Inconsistent or missing definitions are one of the biggest barriers to data reuse. For example:
What does “sample date” really mean — collection date, processing date, or submission date?
Does “juvenile” refer to an age class, a length range, or a life stage?
What are the units? Are they consistent across datasets?
This session will help you document your terms precisely, so anyone — whether a collaborator, data manager, or future researcher — can understand exactly what you meant.
🧩 Core Ideas
Documentation is data.
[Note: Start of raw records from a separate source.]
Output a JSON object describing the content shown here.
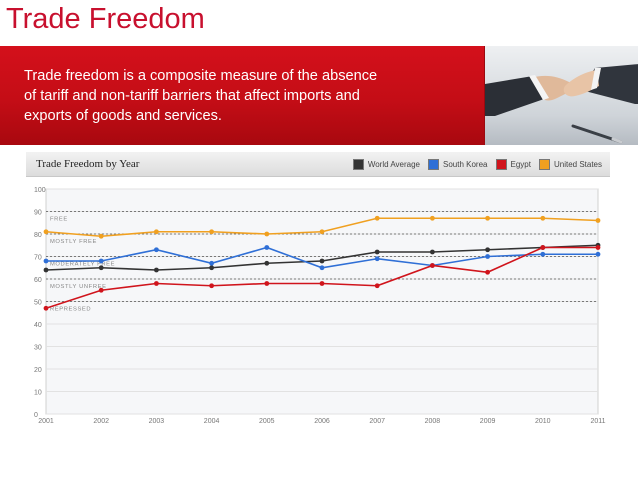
{
  "slide": {
    "title": "Trade Freedom",
    "description": "Trade freedom is a composite measure of the absence of tariff and non-tariff barriers that affect imports and exports of goods and services."
  },
  "colors": {
    "accent_red": "#c8102e",
    "world_average": "#333333",
    "south_korea": "#2f6fd6",
    "egypt": "#d0141c",
    "united_states": "#f0a020"
  },
  "chart_data": {
    "type": "line",
    "title": "Trade Freedom by Year",
    "x": [
      "2001",
      "2002",
      "2003",
      "2004",
      "2005",
      "2006",
      "2007",
      "2008",
      "2009",
      "2010",
      "2011"
    ],
    "ylim": [
      0,
      100
    ],
    "yticks": [
      0,
      10,
      20,
      30,
      40,
      50,
      60,
      70,
      80,
      90,
      100
    ],
    "grid": true,
    "legend_position": "top-right",
    "bands": [
      {
        "label": "FREE",
        "value": 90
      },
      {
        "label": "MOSTLY FREE",
        "value": 80
      },
      {
        "label": "MODERATELY FREE",
        "value": 70
      },
      {
        "label": "MOSTLY UNFREE",
        "value": 60
      },
      {
        "label": "REPRESSED",
        "value": 50
      }
    ],
    "series": [
      {
        "name": "World Average",
        "color": "#333333",
        "values": [
          64,
          65,
          64,
          65,
          67,
          68,
          72,
          72,
          73,
          74,
          75
        ]
      },
      {
        "name": "South Korea",
        "color": "#2f6fd6",
        "values": [
          68,
          68,
          73,
          67,
          74,
          65,
          69,
          66,
          70,
          71,
          71
        ]
      },
      {
        "name": "Egypt",
        "color": "#d0141c",
        "values": [
          47,
          55,
          58,
          57,
          58,
          58,
          57,
          66,
          63,
          74,
          74
        ]
      },
      {
        "name": "United States",
        "color": "#f0a020",
        "values": [
          81,
          79,
          81,
          81,
          80,
          81,
          87,
          87,
          87,
          87,
          86
        ]
      }
    ]
  }
}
It’s the layer that makes data understandable and reusable.
A well-documented term includes:
- Preferred label: the human-readable name.
- Definition: what the term means and how it’s used.
- Units or scale: how it’s measured.
- Example values: what typical data look like.
Notes: clarifications, special cases, or links to other terms.
Think of your data dictionary as a user manual for your dataset.
Example
| Term | Definition | Units | Example | Notes |
|---|---|---|---|---|
| Condition factor | A measure of fish body condition, typically calculated as weight/length³. | dimensionless | 1.05 | Used as an indicator of energy reserves at smolt stage. |
| Smolt age | The age (in years) of a salmon when it migrates from freshwater to the ocean. | years | 2 | Derived from scale analysis. |
| Capture date | The date when a specimen was physically collected in the field. | ISO 8601 (YYYY-MM-DD) | 2023-05-14 | Not to be confused with processing or tagging date. |
The more clearly you describe your terms now, the easier it becomes to share, integrate, and align your data later — especially when mapping to vocabularies or building ontologies.
Challenge 1: Extract and define (40 min)
Goal: Create clear, consistent documentation for your own dataset terms.
Review your dataset and list 10–15 column names. Record in a shared data dictionary template (CSV):
Label (term name)
Definition (clear, context-rich description)
Units or codes used
Example value(s)
Notes on ambiguity or uncertainty
A draft data dictionary covering at least 10 key terms.
Peer-reviewed feedback on definition clarity.
Improved awareness of semantic gaps in existing data.
- A data dictionary is the bridge between raw data and understanding.
- Good definitions reduce misinterpretation and support machine processing.
- Documentation is both a social and technical task.